5.3 Bipartite graph matching

Calculation process:

  • Phase 0: Those vertices in the left set that have not yet been matched will send a message to each of its neighbors requesting a match, and will then unconditionally VoteToHalt. if it doesn't send a message (either because it has already found a match, or there are no outgoing edges), or if all message recipients have already been matched, the vertex will no longer become active.
  • Phase 1: Those vertices in the right set that have not been matched yet randomly select one of the messages it receives and send a message indicating acceptance of the request, and then send a rejection message to the other requesters.

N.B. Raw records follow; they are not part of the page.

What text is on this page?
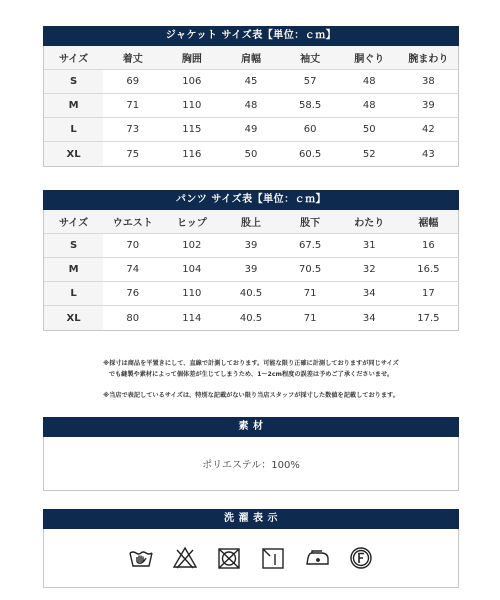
ジャケット サイズ表【単位：ｃｍ】
サイズ	着丈	胸囲	肩幅	袖丈	胴ぐり	腕まわり
S	69	106	45	57	48	38
M	71	110	48	58.5	48	39
L	73	115	49	60	50	42
XL	75	116	50	60.5	52	43
パンツ サイズ表【単位：ｃｍ】
サイズ	ウエスト	ヒップ	股上	股下	わたり	裾幅
S	70	102	39	67.5	31	16
M	74	104	39	70.5	32	16.5
L	76	110	40.5	71	34	17
XL	80	114	40.5	71	34	17.5
※採寸は商品を平置きにして、直線で計測しております。可能な限り正確に計測しておりますが同じサイズ
でも縫製や素材によって個体差が生じてしまうため、1～2cm程度の誤差は予めご了承くださいませ。
※当店で表記しているサイズは、特別な記載がない限り当店スタッフが採寸した数値を記載しております。
素 材
ポリエステル：100%
洗 濯 表 示
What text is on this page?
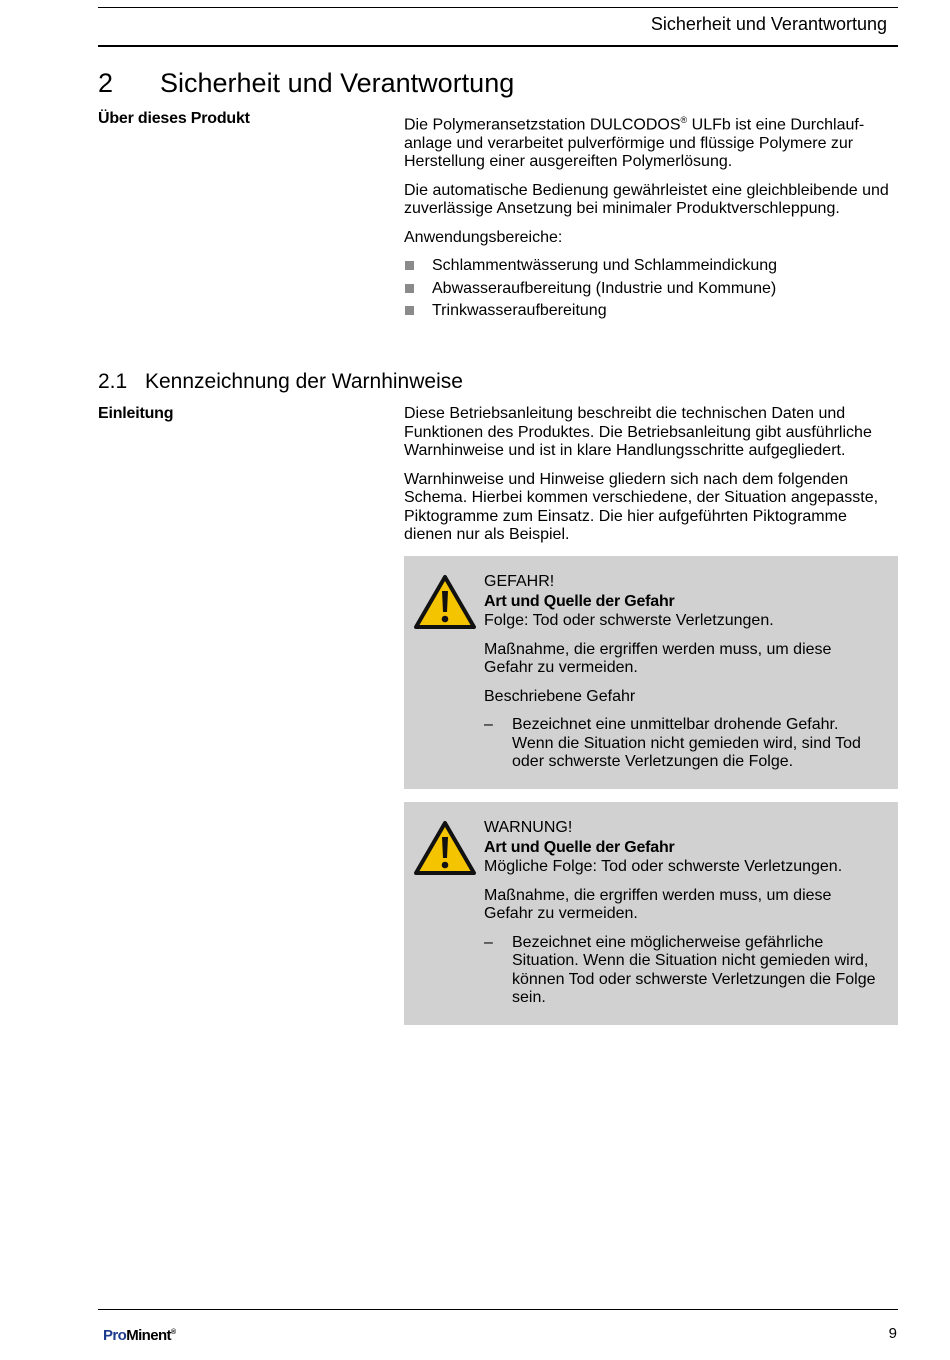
Sicherheit und Verantwortung
2 Sicherheit und Verantwortung
Über dieses Produkt	Die Polymeransetzstation DULCODOS® ULFb ist eine Durchlauf-anlage und verarbeitet pulverförmige und flüssige Polymere zur Herstellung einer ausgereiften Polymerlösung.

Die automatische Bedienung gewährleistet eine gleichbleibende und zuverlässige Ansetzung bei minimaler Produktverschleppung.

Anwendungsbereiche:

Schlammentwässerung und Schlammeindickung
Abwasseraufbereitung (Industrie und Kommune)
Trinkwasseraufbereitung
2.1 Kennzeichnung der Warnhinweise
Einleitung	Diese Betriebsanleitung beschreibt die technischen Daten und Funktionen des Produktes. Die Betriebsanleitung gibt ausführliche Warnhinweise und ist in klare Handlungsschritte aufgegliedert.

Warnhinweise und Hinweise gliedern sich nach dem folgenden Schema. Hierbei kommen verschiedene, der Situation angepasste, Piktogramme zum Einsatz. Die hier aufgeführten Piktogramme dienen nur als Beispiel.

GEFAHR!
Art und Quelle der Gefahr

Folge: Tod oder schwerste Verletzungen.

Maßnahme, die ergriffen werden muss, um diese Gefahr zu vermeiden.

Beschriebene Gefahr

– Bezeichnet eine unmittelbar drohende Gefahr. Wenn die Situation nicht gemieden wird, sind Tod oder schwerste Verletzungen die Folge.
WARNUNG!
Art und Quelle der Gefahr

Mögliche Folge: Tod oder schwerste Verletzungen.

Maßnahme, die ergriffen werden muss, um diese Gefahr zu vermeiden.

– Bezeichnet eine möglicherweise gefährliche Situation. Wenn die Situation nicht gemieden wird, können Tod oder schwerste Verletzungen die Folge sein.
ProMinent®	9
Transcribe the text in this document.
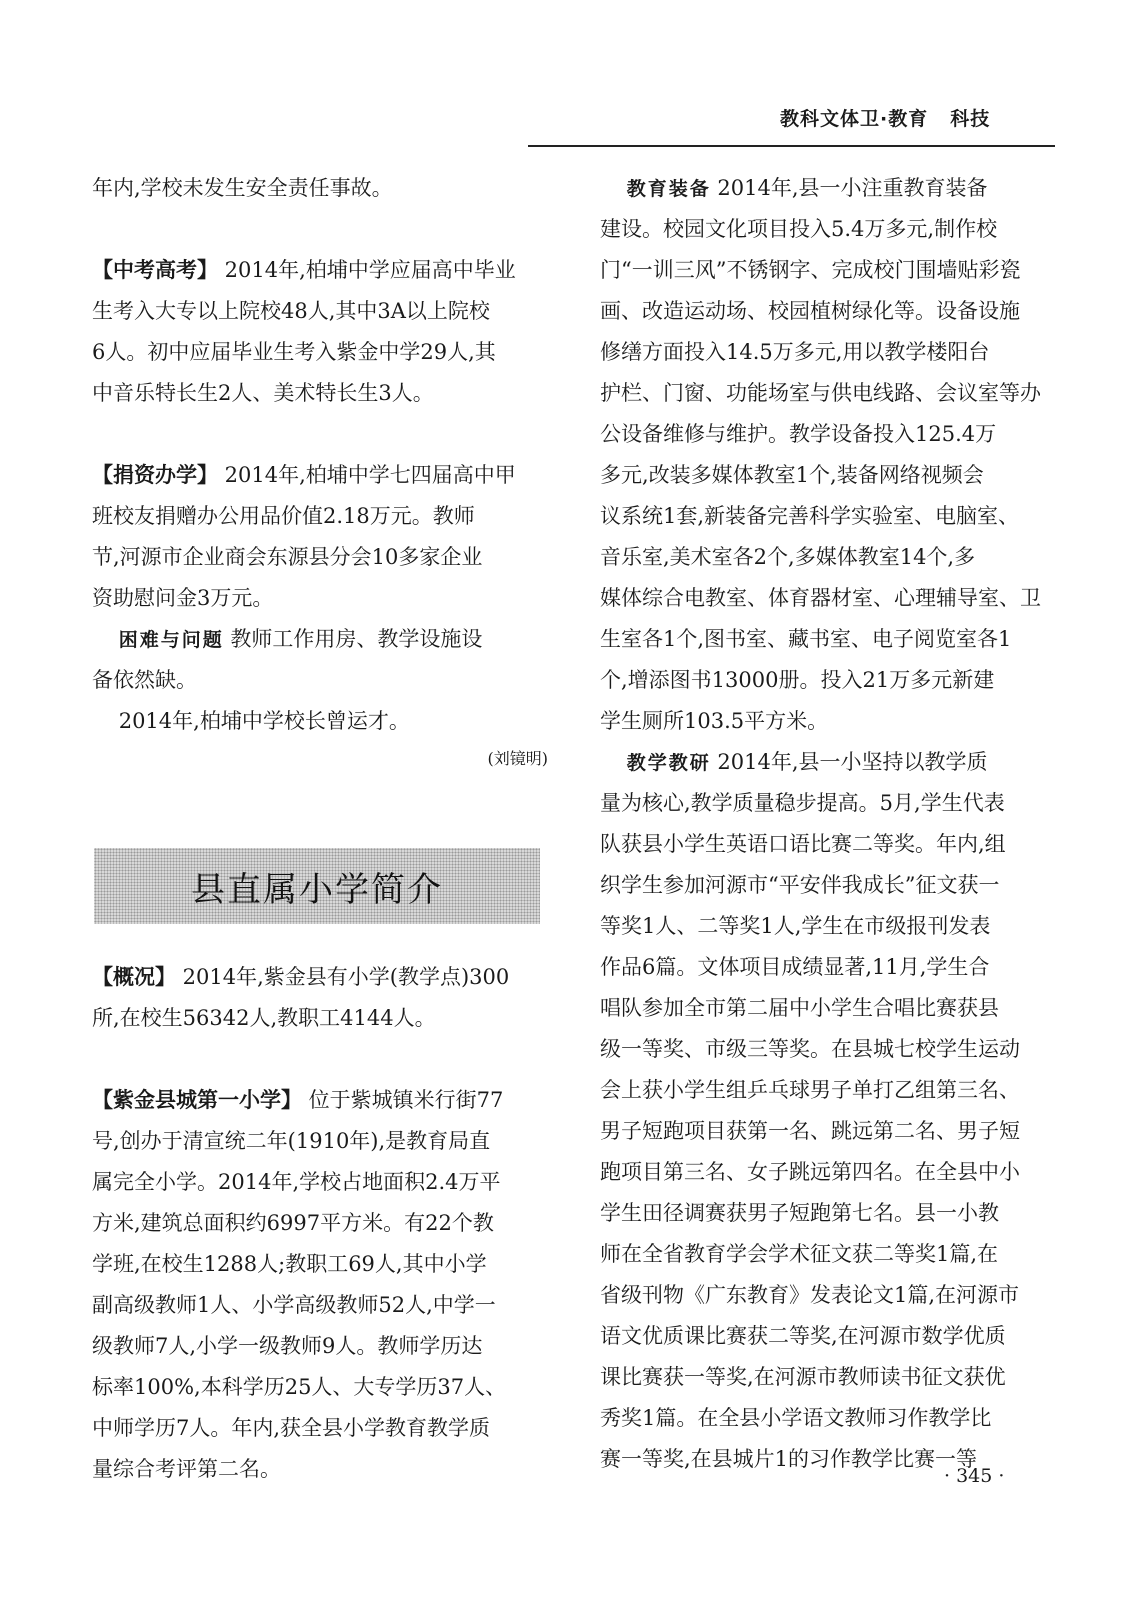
教科文体卫·教育 科技
年内,学校未发生安全责任事故。
【中考高考】 2014年,柏埔中学应届高中毕业
生考入大专以上院校48人,其中3A以上院校
6人。初中应届毕业生考入紫金中学29人,其
中音乐特长生2人、美术特长生3人。
【捐资办学】 2014年,柏埔中学七四届高中甲
班校友捐赠办公用品价值2.18万元。教师
节,河源市企业商会东源县分会10多家企业
资助慰问金3万元。
困难与问题 教师工作用房、教学设施设
备依然缺。
2014年,柏埔中学校长曾运才。
(刘镜明)
县直属小学简介
【概况】 2014年,紫金县有小学(教学点)300
所,在校生56342人,教职工4144人。
【紫金县城第一小学】 位于紫城镇米行街77
号,创办于清宣统二年(1910年),是教育局直
属完全小学。2014年,学校占地面积2.4万平
方米,建筑总面积约6997平方米。有22个教
学班,在校生1288人;教职工69人,其中小学
副高级教师1人、小学高级教师52人,中学一
级教师7人,小学一级教师9人。教师学历达
标率100%,本科学历25人、大专学历37人、
中师学历7人。年内,获全县小学教育教学质
量综合考评第二名。
教育装备 2014年,县一小注重教育装备
建设。校园文化项目投入5.4万多元,制作校
门“一训三风”不锈钢字、完成校门围墙贴彩瓷
画、改造运动场、校园植树绿化等。设备设施
修缮方面投入14.5万多元,用以教学楼阳台
护栏、门窗、功能场室与供电线路、会议室等办
公设备维修与维护。教学设备投入125.4万
多元,改装多媒体教室1个,装备网络视频会
议系统1套,新装备完善科学实验室、电脑室、
音乐室,美术室各2个,多媒体教室14个,多
媒体综合电教室、体育器材室、心理辅导室、卫
生室各1个,图书室、藏书室、电子阅览室各1
个,增添图书13000册。投入21万多元新建
学生厕所103.5平方米。
教学教研 2014年,县一小坚持以教学质
量为核心,教学质量稳步提高。5月,学生代表
队获县小学生英语口语比赛二等奖。年内,组
织学生参加河源市“平安伴我成长”征文获一
等奖1人、二等奖1人,学生在市级报刊发表
作品6篇。文体项目成绩显著,11月,学生合
唱队参加全市第二届中小学生合唱比赛获县
级一等奖、市级三等奖。在县城七校学生运动
会上获小学生组乒乓球男子单打乙组第三名、
男子短跑项目获第一名、跳远第二名、男子短
跑项目第三名、女子跳远第四名。在全县中小
学生田径调赛获男子短跑第七名。县一小教
师在全省教育学会学术征文获二等奖1篇,在
省级刊物《广东教育》发表论文1篇,在河源市
语文优质课比赛获二等奖,在河源市数学优质
课比赛获一等奖,在河源市教师读书征文获优
秀奖1篇。在全县小学语文教师习作教学比
赛一等奖,在县城片1的习作教学比赛一等
· 345 ·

It then also unconditionally VoteToHalt.
  • Phase 2: Those vertices in the left collection that have not yet been matched select one of the acceptance requests it received from the right collection and send an acknowledgement message. Those vertices in the left set that have already been matched will never perform this phase because they will not send a message at phase 0.
  • Phase 3: The vertices in the right-hand set that have not yet been matched receive at most one confirmation message. It will notify the matching vertex and then unconditionally VoteToHalt that its job is done.
  • Repeat the process until all nodes are matched.

5.4 Semi-clustering


[Algorithm implementation requires additional information]

6. Experiments

Tested using the shortest path algorithm:

  • Point/edge size 1 billion: worker count 50-800, compute time 174s-17.3s, 16x worker acceleration 10x.
  • WORKER NUMBER 800: point/edge size 1 billion-50 billion, computation time 17.3s-702s, computation time grows linearly.

summarize

  • Pregel uses a "think like a vertex" programming API inspired by the BSP computational model.
  • Pregel meets the performance, scalability, and fault tolerance of graph computation at the billion scale.
  • Pregel is designed for computation on sparse graphs, where communication occurs mainly on edges and hot spots in dense graphs cause performance problems.